Anche nel campo dei rapporti tra processo penale e processo tributario si è assistito a interventi spesso non coerentemente orientati. La pregiudiziale tributaria, in base alla quale, qualora uno stesso fatto fosse oggetto sia di processo tributario che di penale, quest’ultimo doveva sospendersi fino all’esito del primo, si è rilevata a lungo andare un criterio che permetteva, per via del dilatarsi dei tempi della giustizia, ai presunti evasori di rimanere impuniti. L’abrogazione del principio è stata perciò quanto mai un intervento doveroso e attraverso il principio del doppio binario il legislatore ha tentato di risolvere le storture della norma che aveva introdotto. La rigida separatezza tra i due processi, tuttavia, non ha consentito di disciplinare in modo preciso la varia casistica che ci può essere tra i giudicati. A tale circostanza il legislatore ha cercato di porre rimedio disciplinando l’efficacia della sentenza penale in sede tributaria, senza però dare una preminenza dell’una sull’altra. La questione relativa al contrasto tra i giudicati appare oggi ancora aperta, intrisa di relazioni con il principio di specialità e pertanto si rende
necessario un intervento del legislatore atto a ridefinire i limiti, le condizioni e le regole del procedimento di applicazione del principio suddetto.

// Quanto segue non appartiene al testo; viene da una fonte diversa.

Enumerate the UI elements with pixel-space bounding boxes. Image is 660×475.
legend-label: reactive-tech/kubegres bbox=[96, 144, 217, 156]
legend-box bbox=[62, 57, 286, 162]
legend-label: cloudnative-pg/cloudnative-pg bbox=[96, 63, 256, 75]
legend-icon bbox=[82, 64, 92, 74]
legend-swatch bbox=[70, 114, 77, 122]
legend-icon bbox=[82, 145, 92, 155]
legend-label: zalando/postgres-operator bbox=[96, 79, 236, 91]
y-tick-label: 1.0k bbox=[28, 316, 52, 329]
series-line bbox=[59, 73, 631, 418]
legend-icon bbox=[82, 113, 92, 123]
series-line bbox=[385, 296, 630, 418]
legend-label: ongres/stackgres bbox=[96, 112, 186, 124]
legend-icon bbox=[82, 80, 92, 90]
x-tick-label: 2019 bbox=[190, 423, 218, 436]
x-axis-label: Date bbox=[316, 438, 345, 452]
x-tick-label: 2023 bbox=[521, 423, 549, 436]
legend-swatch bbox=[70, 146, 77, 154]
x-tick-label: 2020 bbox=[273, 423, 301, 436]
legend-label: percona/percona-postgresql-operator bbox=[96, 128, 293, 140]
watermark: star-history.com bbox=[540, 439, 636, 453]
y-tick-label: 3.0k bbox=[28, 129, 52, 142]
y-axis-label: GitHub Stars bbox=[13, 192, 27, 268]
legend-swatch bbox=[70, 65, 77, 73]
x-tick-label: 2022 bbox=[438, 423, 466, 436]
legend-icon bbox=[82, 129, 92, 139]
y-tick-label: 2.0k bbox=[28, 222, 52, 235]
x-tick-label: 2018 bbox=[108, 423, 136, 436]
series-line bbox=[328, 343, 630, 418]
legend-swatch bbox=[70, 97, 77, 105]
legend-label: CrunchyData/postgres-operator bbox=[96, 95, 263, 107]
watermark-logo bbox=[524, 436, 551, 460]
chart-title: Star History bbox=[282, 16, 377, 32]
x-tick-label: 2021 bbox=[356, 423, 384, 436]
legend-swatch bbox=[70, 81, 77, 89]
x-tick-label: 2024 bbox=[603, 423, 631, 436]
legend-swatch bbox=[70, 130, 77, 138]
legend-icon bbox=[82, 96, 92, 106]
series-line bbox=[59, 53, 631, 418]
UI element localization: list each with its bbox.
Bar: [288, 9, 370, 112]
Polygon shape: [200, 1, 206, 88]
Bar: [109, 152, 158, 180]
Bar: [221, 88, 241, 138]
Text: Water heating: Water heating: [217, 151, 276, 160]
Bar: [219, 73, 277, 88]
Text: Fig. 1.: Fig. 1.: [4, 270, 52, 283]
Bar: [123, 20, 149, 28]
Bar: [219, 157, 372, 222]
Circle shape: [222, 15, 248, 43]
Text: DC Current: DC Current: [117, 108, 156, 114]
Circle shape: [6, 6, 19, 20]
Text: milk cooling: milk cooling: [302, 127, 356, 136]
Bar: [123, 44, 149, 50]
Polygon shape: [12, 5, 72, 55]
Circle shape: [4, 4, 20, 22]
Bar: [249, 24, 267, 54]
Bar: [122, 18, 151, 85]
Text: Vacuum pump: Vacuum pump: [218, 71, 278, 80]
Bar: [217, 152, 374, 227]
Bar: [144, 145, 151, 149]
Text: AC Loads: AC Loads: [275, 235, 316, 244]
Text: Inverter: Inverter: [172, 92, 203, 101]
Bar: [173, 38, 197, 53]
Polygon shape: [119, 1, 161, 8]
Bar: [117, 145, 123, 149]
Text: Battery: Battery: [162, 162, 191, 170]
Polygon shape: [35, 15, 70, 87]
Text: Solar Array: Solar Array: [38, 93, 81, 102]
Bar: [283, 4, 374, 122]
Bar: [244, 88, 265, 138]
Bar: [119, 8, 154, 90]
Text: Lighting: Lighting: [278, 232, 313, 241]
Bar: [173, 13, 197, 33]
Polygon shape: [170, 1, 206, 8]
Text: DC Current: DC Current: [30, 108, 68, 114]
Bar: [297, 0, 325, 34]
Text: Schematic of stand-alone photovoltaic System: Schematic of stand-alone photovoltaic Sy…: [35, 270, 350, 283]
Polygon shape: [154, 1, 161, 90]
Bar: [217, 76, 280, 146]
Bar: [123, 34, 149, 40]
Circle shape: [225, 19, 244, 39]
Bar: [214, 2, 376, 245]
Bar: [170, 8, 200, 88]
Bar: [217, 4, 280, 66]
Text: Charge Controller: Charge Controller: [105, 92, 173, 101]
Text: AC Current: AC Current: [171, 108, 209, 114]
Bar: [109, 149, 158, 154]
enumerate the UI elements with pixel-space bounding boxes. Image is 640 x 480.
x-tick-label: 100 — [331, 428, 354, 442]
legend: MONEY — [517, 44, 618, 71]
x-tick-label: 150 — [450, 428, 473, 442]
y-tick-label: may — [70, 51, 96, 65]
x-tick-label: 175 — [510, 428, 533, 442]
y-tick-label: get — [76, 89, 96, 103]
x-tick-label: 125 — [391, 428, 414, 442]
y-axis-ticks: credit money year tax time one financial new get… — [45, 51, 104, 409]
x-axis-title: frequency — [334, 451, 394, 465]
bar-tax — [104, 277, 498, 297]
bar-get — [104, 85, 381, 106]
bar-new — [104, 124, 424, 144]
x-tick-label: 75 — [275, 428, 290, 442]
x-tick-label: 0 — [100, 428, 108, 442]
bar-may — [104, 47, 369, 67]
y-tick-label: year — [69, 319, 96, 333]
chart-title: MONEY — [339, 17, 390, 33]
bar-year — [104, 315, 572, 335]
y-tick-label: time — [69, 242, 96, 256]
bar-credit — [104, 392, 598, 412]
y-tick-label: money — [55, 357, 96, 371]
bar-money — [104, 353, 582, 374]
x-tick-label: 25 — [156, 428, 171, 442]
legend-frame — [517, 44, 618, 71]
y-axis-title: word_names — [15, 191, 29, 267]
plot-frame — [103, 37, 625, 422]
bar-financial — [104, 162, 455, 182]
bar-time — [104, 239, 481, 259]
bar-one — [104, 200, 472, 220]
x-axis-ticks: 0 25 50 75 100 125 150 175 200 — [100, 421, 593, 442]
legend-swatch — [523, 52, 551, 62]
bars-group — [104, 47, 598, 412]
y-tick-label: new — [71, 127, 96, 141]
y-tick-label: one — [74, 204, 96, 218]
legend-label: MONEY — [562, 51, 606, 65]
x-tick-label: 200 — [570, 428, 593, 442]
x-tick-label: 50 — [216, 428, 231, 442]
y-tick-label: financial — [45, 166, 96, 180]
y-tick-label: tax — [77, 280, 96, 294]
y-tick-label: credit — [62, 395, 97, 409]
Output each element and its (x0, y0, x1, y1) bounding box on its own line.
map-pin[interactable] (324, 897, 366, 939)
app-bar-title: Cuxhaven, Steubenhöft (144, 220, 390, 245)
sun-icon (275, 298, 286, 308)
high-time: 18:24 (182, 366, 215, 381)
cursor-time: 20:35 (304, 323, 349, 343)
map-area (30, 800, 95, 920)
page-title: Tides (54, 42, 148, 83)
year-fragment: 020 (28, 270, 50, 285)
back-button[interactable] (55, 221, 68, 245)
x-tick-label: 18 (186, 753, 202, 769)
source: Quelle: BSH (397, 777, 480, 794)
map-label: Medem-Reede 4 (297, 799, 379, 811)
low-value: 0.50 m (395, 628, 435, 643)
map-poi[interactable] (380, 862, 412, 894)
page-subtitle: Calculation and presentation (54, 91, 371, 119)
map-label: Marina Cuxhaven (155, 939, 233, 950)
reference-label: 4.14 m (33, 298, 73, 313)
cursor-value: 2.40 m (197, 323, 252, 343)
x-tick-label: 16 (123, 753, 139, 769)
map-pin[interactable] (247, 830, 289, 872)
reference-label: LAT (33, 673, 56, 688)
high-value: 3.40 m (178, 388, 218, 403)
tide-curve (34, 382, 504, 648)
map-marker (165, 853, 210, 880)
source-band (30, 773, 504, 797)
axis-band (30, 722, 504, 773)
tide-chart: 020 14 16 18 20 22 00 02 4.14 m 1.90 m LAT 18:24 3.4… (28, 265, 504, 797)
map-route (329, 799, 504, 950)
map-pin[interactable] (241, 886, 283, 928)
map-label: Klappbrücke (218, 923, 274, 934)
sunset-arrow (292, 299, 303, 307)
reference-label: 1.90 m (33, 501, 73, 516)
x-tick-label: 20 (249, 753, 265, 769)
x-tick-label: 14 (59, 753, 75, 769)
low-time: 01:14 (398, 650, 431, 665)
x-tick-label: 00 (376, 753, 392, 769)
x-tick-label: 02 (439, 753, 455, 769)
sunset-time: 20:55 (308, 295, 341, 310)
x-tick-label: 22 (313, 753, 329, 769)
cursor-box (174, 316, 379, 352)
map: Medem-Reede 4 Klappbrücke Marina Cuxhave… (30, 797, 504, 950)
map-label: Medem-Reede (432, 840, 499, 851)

Quest’ultima questione apre alle prospettive future relative alle questioni delle quali ci si è occupati: un nuovo intervento del legislatore appare quanto mai opportuno per determinare in modo più perspicuo il regime di tassabilità dei proventi illeciti, per definire meglio il regime di indeducibilità dei costi e infine per risolvere il contrasto tra i giudicati, tenendo presente che tale intervento, al fine di prevenire le polemiche e i dubbi interpretativi, dovrà tenere conto degli indifettibili dettami della Costituzione ai quali anche la norma tributaria deve ispirarsi e attenersi.